Around 4, my group decided to leave that hot mess of a club and head to bed. Because we missed the last subway, we decided to sleep at a jimjillbang.
Jimjillbangs are Korean spa/bath houses. The spa sections are separated by gender because they are literal bath houses where you bathe in the nude. Thankfully, I knew what I was getting myself into so the stripping down and going into a giant shower part wasn’t so awkward. Maybe I was just tired though.
One thing I’ve missed while living in Korea is taking a bath. Well, I don’t have to miss baths anymore because a jimjillbang has several giant jacuzzi tubs. They are AWESOME. Even though they aren’t private, they’re still relaxing.
After bathing, you can go to a common area and sleep. I ended up sleeping in the “women only” section and barely catching a wink. The bed was super uncomfortable, but I did get about 4 hours of sleep in.
The next morning, I had one mission — find breakfast. I wanted to find a cool, local cafe in the Itaewon area, but there were mostly just stores and chains. Just one more reason to dislike Itaewon I suppose. Finally, I settled on a little Turkish bakery that looked delicious. I bought a baklava sampler and some Turkish tea that tasted like Lipton.
I also headed to the English bookstore nearby and bought A Wrinkle in Time. I’m SO excited to read this book.
Around noon, I headed to my friend Leslie’s apartment, where I knew I would be staying the night. I dropped my stuff at her place and we headed to lunch together.
Our lunch was in the Hyundai Department Store. Department stores are not at all like the ones in the States. They are MASSIVE multi-level stores that often include a place to buy groceries and a giant food court. We ate pho at the giant food court. I’m pretty proud of myself because the menu was in Korean and I could still read it. My reading has improved significantly since arriving here, though I still have trouble understanding what it is I’m actually reading.
After lunch, we took the subway to the Universal Arts Center, where we met my friend Julia and watched a beautiful rendition of The Nutcracker. The main ballerina was absolutely stunning. She stole the show.
The theater was also super fancy.
Upon leaving the theatre, we had just enough time to head over to my church’s Ugly Christmas Sweater party.
We met my small group there and had a delicious buffet of barbecue. There was so much food I barely knew what to do with myself. One thing I’m learning here is that Koreans like to eat. A lot. And yet, they all seem to be very fit. Maybe it’s something in the diet or their metabolism or the fact that there are stairs everywhere, but whatever it is, it’s working.
Sunday was a lot more chill as I headed to church. My small group had a White Elephant gift exchange, and I received a scarf and some gloves. We also ate at an Asian restaurant that specializes in serving different types of food from around Asia (not just Korea). It got me pumped for Thailand in February!
Last, but not least, my friend Leslie and I headed over to the Lotte Department Store in the Lotte World Tower.
Forget the Mall of America.
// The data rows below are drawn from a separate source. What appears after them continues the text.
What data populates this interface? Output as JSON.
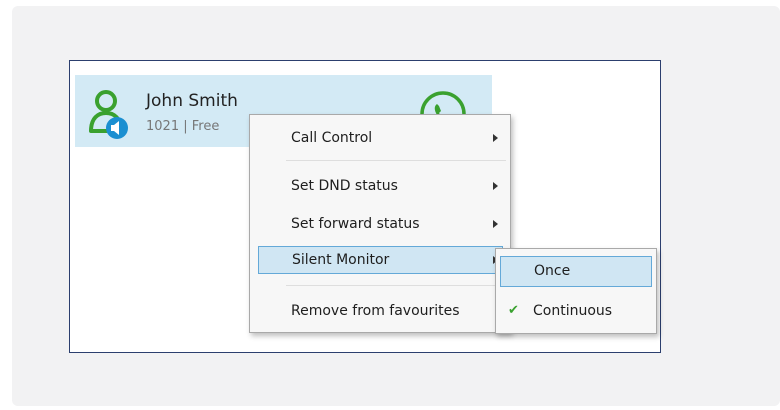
{
  "contact": {
    "name": "John Smith",
    "status": "1021 | Free",
    "avatar_icon": "person-icon",
    "call_icon": "phone-icon"
  },
  "context_menu": {
    "items": [
      {
        "label": "Call Control",
        "has_submenu": true
      },
      {
        "label": "Set DND status",
        "has_submenu": true
      },
      {
        "label": "Set forward status",
        "has_submenu": true
      },
      {
        "label": "Silent Monitor",
        "has_submenu": true,
        "highlighted": true
      },
      {
        "label": "Remove from favourites",
        "has_submenu": false
      }
    ]
  },
  "silent_monitor_submenu": {
    "items": [
      {
        "label": "Once",
        "highlighted": true,
        "checked": false
      },
      {
        "label": "Continuous",
        "highlighted": false,
        "checked": true
      }
    ]
  },
  "colors": {
    "accent_green": "#3aa12f",
    "selection_blue": "#d3eaf5",
    "badge_blue": "#1b8fd1"
  }
}
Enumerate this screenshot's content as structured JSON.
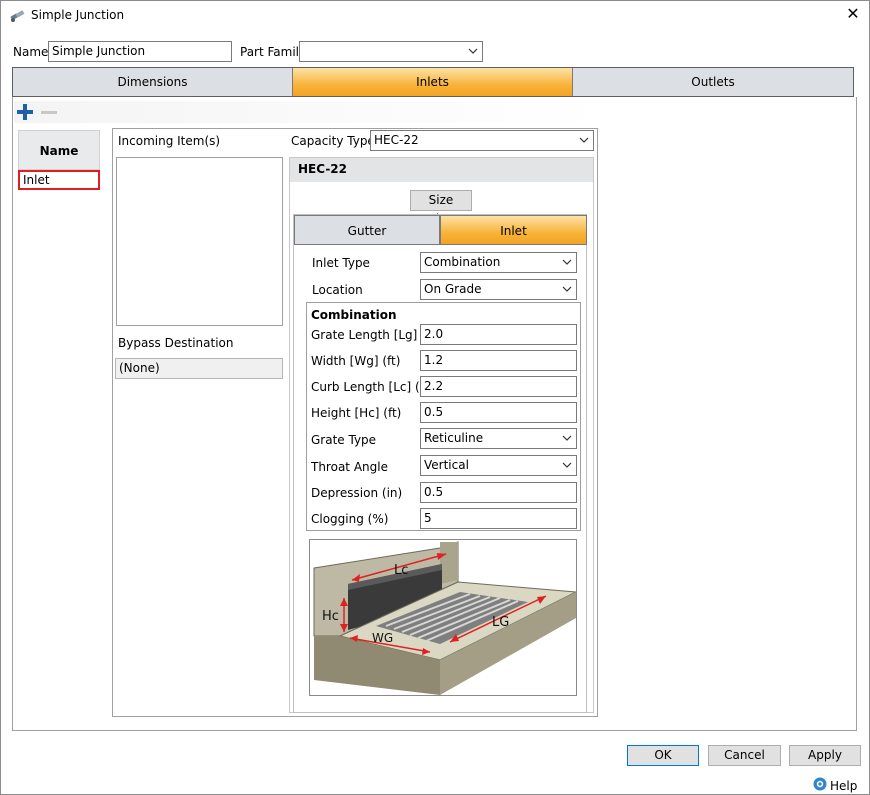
{
  "window": {
    "title": "Simple Junction"
  },
  "header": {
    "name_label": "Name",
    "name_value": "Simple Junction",
    "part_family_label": "Part Family",
    "part_family_value": ""
  },
  "tabs": [
    {
      "label": "Dimensions",
      "active": false
    },
    {
      "label": "Inlets",
      "active": true
    },
    {
      "label": "Outlets",
      "active": false
    }
  ],
  "inlet_list": {
    "header": "Name",
    "items": [
      "Inlet"
    ]
  },
  "incoming": {
    "label": "Incoming Item(s)",
    "bypass_label": "Bypass Destination",
    "bypass_value": "(None)"
  },
  "capacity": {
    "label": "Capacity Type",
    "value": "HEC-22",
    "section_title": "HEC-22",
    "size_button": "Size Inlets"
  },
  "subtabs": [
    {
      "label": "Gutter",
      "active": false
    },
    {
      "label": "Inlet",
      "active": true
    }
  ],
  "inlet_form": {
    "inlet_type_label": "Inlet Type",
    "inlet_type_value": "Combination",
    "location_label": "Location",
    "location_value": "On Grade",
    "group_title": "Combination",
    "fields": [
      {
        "label": "Grate Length [Lg] (ft)",
        "value": "2.0",
        "kind": "text"
      },
      {
        "label": "Width [Wg] (ft)",
        "value": "1.2",
        "kind": "text"
      },
      {
        "label": "Curb Length [Lc] (ft)",
        "value": "2.2",
        "kind": "text"
      },
      {
        "label": "Height [Hc] (ft)",
        "value": "0.5",
        "kind": "text"
      },
      {
        "label": "Grate Type",
        "value": "Reticuline",
        "kind": "combo"
      },
      {
        "label": "Throat Angle",
        "value": "Vertical",
        "kind": "combo"
      },
      {
        "label": "Depression (in)",
        "value": "0.5",
        "kind": "text"
      },
      {
        "label": "Clogging (%)",
        "value": "5",
        "kind": "text"
      }
    ]
  },
  "diagram": {
    "label_lc": "Lc",
    "label_hc": "Hc",
    "label_wg": "WG",
    "label_lg": "LG"
  },
  "footer": {
    "ok": "OK",
    "cancel": "Cancel",
    "apply": "Apply",
    "help": "Help"
  },
  "colors": {
    "active_tab": "#f8b33a",
    "inactive_tab": "#dcdfe3",
    "selected_border": "#e02020",
    "accent_blue": "#1f5fa8"
  }
}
The Lotte World Tower is the most beautiful, wonderful mall I’ve ever been to. I’m a little bummed we didn’t get to walk around it, but you can rest assure that I will shop there in the future.
Our reason for going to this ginormous mall was because they house one of the largest movie screens in the world! As a massive film buff, I was pumped. The movie theatre was housed on several floors and the specific theatre we went to looked more like a concert venue than a theatre. They even had a stage!
Of course we watched Star Wars on that giant screen and I absolutely loved it.
Though I enjoy teaching here, I have really been missing film a lot. I love watching movies and they always remind me of my dream to work in the film industry one day. I wonder if maybe “one day” should be sooner rather than later. Life is too short to waste it.
But who knows where I’ll be in a year… If there’s one thing Korea is teaching me, it’s that anything can happen.